Breaking Barriers Through Food
Louis Guiden is pretty optimistic and hopeful these days, despite what has happened in the 15 months since COVID-19 hit our region in spring 2020.
He and his wife saw the inequities in education, family supports and housing well before the coronavirus landed in Washington in early 2020. There was also a lack of funding for Black, Indigenous and people of color-led community-based organizations. Economic development and a host of other challenges were also underfunded.
Seeing how Black youth were being pushed out of their education and into the school-to-prison pipeline, in 2008 Guiden founded Good Shepherd Youth Outreach, an organization that provides mentoring and interventions on behalf of young people of color in Federal Way. United Way of King County supports Good Shepherd’s work to help youth reengage with their education.
Bringing People Together with Food
While the pandemic exposed the deep, endemic racial inequities that have existed across the region and nation, it also gave Guiden a different perspective about community. He said it has led to better understanding among different racial, ethnic and cultural communities that previously were wary of each other.
The pandemic led to an increase in food insecurity due to the economic collapse caused by the shutdowns. Guiden realized his organization needed to fulfill a need in the community, so he launched Feeding Our Community in April 2020 to distribute food at the Boys and Girls Club in Federal Way using a “drive-through” system to maintain social distancing guidelines.
Since then, over 120 cars line up in the driveway and out onto the street every Thursday morning to receive food that will feed a family for a week. Guiden said over 1,600 households per month receive healthy allotments of food.
“Folks are coming to our food distribution site because they say we look like them. The food we’re giving them is food they want to eat,” Guiden said. But, he added, “Food insecurity has always been a problem. The pandemic has exposed what was already there—it was just hidden.”
Guiden said his efforts to help families who need food have yielded “amazing” results. “The one thing about Black and brown communities, food is how we come together,” he said. “We’ve seen a lot of healing, relationship building. We see people coming around smiling now, feeling hopeful, grateful.”
Guiden said the Feeding Our Community program has brought communities from different races, ethnicities and cultures together and has broken barriers. Many members of those communities have come in to support Good Shepherd’s work.
For example, he said Hispanic families bring homemade tacos and tamales. He added that members of the Polynesian and Filipino communities also bring food to support the youth and staff who are serving at the site.
“We have been seen how people appreciate us as a Black-led organization, reaching out to serve and support them, and, in return, they’re serving and supporting us,” Guiden said.

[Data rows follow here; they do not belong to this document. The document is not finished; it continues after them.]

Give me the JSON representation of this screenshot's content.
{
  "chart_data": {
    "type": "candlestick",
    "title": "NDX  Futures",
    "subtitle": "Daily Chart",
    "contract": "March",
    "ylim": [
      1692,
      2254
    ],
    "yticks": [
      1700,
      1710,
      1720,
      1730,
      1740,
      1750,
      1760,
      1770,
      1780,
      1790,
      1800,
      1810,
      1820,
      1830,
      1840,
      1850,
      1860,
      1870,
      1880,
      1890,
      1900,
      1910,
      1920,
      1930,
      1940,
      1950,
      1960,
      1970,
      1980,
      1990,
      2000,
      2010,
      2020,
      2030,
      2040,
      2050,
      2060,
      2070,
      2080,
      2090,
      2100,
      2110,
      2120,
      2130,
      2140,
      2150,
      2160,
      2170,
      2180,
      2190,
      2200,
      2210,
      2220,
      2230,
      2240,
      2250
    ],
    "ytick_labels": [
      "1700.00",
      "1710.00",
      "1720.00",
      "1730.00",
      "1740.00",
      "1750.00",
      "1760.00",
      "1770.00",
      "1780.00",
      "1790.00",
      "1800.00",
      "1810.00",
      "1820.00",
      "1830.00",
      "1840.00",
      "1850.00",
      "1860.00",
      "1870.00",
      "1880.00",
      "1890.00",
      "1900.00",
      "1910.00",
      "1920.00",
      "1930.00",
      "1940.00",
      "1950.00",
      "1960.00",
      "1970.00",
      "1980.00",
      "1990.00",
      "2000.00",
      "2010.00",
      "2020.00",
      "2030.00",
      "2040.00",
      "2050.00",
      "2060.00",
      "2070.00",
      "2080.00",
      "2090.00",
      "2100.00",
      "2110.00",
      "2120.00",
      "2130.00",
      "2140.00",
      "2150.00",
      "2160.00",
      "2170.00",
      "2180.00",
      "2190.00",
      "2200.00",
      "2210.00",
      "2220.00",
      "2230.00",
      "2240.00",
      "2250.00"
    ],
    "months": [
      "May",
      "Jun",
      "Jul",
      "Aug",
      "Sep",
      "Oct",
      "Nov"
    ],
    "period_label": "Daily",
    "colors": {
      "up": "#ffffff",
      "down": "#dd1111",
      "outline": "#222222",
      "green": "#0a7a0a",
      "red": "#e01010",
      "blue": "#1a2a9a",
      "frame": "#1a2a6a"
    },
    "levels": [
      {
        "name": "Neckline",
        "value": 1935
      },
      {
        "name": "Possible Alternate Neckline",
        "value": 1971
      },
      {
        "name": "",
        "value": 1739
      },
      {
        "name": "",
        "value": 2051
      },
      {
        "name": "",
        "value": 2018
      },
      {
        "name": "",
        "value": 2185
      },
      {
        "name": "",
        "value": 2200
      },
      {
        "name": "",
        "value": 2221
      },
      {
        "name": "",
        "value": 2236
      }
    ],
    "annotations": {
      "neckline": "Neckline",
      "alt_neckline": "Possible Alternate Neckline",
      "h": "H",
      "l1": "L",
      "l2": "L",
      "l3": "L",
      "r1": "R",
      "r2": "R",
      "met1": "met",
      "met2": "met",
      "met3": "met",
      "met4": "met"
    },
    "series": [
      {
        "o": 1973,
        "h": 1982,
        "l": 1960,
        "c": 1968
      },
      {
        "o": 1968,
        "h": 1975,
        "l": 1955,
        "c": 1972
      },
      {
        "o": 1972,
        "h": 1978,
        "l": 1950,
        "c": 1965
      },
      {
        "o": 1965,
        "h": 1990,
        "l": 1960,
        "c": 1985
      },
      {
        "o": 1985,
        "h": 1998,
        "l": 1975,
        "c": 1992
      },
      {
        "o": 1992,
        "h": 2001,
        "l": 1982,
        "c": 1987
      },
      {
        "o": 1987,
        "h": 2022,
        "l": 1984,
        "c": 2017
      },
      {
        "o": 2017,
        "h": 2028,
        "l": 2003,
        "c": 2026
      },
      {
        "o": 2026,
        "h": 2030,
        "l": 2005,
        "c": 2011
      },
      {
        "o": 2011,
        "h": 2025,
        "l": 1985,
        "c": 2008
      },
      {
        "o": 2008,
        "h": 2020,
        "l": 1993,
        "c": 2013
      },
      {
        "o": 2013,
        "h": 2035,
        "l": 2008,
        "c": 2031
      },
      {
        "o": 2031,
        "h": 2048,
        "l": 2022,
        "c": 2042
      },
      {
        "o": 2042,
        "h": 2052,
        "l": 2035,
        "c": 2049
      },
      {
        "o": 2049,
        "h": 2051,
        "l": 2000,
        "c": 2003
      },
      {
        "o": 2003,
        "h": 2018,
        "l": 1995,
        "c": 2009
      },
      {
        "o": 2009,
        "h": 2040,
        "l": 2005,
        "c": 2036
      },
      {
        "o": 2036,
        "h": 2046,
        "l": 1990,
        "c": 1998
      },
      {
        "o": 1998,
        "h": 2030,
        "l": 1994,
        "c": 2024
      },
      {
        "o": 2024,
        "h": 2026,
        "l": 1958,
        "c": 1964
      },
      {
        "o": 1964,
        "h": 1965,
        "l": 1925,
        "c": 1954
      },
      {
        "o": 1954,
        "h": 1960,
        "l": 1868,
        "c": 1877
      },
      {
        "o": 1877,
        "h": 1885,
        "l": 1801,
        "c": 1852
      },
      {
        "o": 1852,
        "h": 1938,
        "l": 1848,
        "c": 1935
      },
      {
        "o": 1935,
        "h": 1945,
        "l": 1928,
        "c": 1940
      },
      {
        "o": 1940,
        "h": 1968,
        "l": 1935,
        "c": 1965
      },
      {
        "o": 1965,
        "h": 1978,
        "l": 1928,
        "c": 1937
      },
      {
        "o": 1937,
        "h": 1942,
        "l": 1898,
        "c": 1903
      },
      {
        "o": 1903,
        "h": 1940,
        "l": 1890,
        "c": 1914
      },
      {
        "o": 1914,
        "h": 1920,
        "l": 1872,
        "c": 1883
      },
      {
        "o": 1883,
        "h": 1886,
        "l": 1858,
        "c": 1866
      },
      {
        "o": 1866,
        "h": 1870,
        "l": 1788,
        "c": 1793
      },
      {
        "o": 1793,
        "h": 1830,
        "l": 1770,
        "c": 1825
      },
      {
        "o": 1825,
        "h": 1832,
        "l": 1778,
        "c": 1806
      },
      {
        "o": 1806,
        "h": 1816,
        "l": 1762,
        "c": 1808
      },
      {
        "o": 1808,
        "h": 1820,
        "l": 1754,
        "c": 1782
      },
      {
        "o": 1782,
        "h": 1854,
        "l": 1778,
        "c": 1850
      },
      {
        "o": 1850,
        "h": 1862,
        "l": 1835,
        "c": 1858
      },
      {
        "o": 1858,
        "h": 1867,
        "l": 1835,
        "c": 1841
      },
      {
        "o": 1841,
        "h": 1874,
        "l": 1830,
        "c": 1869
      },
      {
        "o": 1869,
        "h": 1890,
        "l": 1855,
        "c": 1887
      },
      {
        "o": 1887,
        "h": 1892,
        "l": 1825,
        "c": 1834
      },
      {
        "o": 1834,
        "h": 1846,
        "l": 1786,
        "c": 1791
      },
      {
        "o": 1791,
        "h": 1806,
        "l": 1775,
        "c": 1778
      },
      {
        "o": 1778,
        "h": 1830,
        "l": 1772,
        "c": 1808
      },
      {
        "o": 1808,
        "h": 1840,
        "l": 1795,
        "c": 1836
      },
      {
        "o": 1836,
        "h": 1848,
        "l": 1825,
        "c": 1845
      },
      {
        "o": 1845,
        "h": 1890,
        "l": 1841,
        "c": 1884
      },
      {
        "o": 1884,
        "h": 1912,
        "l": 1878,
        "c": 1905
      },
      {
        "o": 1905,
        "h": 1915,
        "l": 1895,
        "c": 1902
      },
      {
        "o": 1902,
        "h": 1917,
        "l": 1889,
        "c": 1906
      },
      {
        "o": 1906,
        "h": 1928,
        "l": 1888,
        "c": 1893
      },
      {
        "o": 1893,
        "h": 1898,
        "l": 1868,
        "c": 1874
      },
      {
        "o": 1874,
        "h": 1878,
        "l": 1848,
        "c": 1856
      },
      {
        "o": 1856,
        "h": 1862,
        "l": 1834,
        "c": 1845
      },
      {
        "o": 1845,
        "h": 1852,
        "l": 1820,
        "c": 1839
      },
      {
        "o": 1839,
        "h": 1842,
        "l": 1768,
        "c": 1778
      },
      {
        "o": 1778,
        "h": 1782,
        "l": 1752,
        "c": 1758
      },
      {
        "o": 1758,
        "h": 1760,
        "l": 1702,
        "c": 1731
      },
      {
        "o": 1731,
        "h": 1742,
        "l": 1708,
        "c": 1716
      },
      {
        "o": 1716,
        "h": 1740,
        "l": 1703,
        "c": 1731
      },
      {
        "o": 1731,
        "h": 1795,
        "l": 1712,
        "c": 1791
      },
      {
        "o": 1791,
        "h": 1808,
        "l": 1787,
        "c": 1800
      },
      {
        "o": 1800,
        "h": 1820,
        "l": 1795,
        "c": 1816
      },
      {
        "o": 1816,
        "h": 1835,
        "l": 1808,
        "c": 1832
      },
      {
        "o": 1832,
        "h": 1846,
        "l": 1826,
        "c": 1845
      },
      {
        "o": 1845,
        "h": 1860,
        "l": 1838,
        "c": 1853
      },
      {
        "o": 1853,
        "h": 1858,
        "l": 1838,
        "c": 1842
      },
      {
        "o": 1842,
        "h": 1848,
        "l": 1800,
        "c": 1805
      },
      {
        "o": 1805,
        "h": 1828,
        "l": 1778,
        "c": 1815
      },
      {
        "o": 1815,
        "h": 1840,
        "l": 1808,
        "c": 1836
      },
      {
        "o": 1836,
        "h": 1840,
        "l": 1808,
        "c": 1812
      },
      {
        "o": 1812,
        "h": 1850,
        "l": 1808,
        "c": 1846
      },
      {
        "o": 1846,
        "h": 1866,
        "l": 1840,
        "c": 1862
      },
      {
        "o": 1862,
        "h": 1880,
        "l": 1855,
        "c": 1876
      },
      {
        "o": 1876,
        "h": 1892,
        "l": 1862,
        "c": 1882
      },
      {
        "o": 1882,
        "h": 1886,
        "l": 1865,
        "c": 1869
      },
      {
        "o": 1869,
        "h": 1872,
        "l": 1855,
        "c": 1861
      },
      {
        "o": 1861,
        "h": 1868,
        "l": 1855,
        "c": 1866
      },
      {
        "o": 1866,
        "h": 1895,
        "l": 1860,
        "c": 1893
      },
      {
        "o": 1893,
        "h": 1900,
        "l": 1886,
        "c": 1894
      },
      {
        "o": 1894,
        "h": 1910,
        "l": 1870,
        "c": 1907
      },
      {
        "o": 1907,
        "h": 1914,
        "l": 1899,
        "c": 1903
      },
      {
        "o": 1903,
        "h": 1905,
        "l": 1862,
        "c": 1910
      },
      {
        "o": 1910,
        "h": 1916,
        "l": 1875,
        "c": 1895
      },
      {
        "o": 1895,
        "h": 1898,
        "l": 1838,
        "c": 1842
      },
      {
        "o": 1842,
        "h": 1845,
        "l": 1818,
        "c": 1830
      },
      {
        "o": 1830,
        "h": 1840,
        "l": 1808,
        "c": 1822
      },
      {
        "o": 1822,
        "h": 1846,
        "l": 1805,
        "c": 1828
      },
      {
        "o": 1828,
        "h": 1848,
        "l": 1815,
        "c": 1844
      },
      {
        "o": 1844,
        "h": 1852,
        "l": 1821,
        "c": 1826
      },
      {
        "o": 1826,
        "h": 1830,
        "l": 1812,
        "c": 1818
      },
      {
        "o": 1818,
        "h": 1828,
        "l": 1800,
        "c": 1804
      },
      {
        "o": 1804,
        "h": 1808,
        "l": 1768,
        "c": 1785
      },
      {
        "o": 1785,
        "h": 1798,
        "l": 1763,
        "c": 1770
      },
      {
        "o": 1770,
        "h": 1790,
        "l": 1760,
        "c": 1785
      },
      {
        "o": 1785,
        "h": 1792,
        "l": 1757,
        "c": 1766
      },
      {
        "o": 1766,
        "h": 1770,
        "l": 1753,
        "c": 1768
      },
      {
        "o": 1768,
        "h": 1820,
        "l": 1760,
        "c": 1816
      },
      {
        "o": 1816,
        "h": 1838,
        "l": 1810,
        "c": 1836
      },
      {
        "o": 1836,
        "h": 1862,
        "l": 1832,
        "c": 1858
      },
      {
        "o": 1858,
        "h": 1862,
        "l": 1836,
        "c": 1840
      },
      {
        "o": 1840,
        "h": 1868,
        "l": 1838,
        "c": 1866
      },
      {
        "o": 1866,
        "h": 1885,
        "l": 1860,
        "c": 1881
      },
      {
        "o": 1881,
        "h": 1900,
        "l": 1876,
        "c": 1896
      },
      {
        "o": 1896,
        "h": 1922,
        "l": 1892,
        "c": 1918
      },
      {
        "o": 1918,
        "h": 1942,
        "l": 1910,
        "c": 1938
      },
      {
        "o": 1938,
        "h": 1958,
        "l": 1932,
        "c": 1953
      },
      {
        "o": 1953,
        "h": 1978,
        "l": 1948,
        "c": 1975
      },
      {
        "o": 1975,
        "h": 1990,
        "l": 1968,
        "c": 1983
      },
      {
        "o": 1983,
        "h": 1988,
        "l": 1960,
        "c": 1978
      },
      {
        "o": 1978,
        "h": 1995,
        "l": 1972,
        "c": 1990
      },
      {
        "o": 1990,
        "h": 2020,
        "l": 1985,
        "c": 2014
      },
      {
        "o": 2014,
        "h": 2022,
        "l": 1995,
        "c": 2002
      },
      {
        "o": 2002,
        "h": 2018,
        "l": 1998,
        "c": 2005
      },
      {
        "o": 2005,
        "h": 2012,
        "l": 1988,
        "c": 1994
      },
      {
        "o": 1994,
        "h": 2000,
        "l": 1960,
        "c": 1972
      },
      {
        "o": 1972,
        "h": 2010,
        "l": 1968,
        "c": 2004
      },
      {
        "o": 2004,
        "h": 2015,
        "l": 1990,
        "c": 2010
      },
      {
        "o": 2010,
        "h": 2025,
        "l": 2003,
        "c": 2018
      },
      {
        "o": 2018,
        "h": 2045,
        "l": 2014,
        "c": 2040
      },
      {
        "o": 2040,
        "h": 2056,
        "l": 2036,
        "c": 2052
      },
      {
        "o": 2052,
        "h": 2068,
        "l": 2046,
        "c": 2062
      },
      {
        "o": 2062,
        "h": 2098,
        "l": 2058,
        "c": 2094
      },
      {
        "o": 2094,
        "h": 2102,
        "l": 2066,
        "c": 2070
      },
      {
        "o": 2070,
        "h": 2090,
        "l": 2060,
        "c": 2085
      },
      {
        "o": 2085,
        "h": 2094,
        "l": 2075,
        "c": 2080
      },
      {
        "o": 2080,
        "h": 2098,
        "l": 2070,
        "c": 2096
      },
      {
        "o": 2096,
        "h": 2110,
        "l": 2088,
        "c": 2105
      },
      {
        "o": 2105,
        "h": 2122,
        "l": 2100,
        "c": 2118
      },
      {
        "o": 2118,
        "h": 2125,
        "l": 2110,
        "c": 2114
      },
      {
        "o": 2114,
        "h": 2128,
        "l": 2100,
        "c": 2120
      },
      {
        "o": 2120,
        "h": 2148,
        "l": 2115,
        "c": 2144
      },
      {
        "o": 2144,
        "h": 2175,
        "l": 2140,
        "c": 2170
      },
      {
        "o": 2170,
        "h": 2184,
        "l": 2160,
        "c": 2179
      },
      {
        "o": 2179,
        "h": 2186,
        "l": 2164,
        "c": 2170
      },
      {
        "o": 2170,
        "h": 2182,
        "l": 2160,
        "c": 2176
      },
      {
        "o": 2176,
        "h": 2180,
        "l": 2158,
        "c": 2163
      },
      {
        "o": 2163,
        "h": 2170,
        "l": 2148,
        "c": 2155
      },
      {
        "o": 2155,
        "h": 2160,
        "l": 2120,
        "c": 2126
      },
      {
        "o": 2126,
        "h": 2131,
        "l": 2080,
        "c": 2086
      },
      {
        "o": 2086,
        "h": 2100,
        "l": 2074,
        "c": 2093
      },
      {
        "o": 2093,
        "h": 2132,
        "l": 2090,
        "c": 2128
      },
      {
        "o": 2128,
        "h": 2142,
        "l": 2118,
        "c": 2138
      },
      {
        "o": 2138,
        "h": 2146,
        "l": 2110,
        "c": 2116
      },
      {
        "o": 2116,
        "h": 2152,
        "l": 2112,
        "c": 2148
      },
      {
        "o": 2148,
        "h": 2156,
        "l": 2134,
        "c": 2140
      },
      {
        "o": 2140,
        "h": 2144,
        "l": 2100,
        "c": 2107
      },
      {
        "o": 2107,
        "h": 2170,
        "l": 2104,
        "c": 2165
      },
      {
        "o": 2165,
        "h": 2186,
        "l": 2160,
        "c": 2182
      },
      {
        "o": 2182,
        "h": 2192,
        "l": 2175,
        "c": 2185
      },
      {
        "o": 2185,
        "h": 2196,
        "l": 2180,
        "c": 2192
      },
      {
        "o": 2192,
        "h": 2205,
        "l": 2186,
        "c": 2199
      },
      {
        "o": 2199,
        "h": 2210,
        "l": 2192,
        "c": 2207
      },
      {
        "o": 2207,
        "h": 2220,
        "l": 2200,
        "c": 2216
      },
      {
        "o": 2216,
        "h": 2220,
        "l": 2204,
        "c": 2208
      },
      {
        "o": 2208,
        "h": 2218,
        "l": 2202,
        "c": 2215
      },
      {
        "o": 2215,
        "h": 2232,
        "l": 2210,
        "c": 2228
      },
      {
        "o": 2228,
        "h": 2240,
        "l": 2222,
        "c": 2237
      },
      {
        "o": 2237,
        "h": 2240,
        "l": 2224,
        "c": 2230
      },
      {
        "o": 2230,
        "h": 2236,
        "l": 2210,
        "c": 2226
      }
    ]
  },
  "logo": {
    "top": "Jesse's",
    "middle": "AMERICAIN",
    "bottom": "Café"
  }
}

“We’ve gone thru so much—the Black and brown community has gone through so much over the last year,” Guiden added. “And, if we survive that, we can come together now and support each other without white, mainstream organizations trying to lead the work. We’re leading the work now.”
One of the most positive aspects about the FOC is how cultural lines have been crossed because nutritional needs have grown across cultures. Guiden said the need also has forced people from other cultures, like Russian and Ukrainian families, to reassess their biases about Black people.
Guiden said he doesn’t want to be providing food in two years. Instead, he wants to see the community thrive on its own.
“We don’t want to keep feeding. We want to go from a betterment model to a development model,” he said. “We should see food insecurity going down because people have livable wages, jobs, careers, education.”
“It’s making people who come say, ‘Wait a minute, these are Black people? They’re not dangerous? They are here serving us? Wait a minute, we thought they were dangerous,'” Guiden said. “Now they come through, they laugh, their kids are speaking to us, so even that has removed barriers. We’re seeing people of other ethnicities seeing us different. It has changed a lot of biases people had about Black people. And that’s how we deal with implicit bias.”
A Volunteer-Led Effort
The food distribution effort is supported by mostly youth from the community. They help organize the boxes and bags of food and then put the packages in the cars’ trunks, minimizing contact to prevent the spread of the coronavirus.
One of the youth, Javontae, said he started helping out in the summer of 2020 after he graduated from high school. He is now a freshman studying film at Central Washington University. He said he heard about volunteering at the site from a friend.
“I wasn’t worried about the pay, I was more worried about helping the community because I’m about people, the community,” Javontae said. “That’s what I’ve always been about, helping people.”
Another youth, Isaiah, who also graduated from high school in 2020 and now attends Green River College, said he likes helping people and “do whatever I can to help out. It’s really big for me.” He added that the FOC brings everybody together, “like a family.”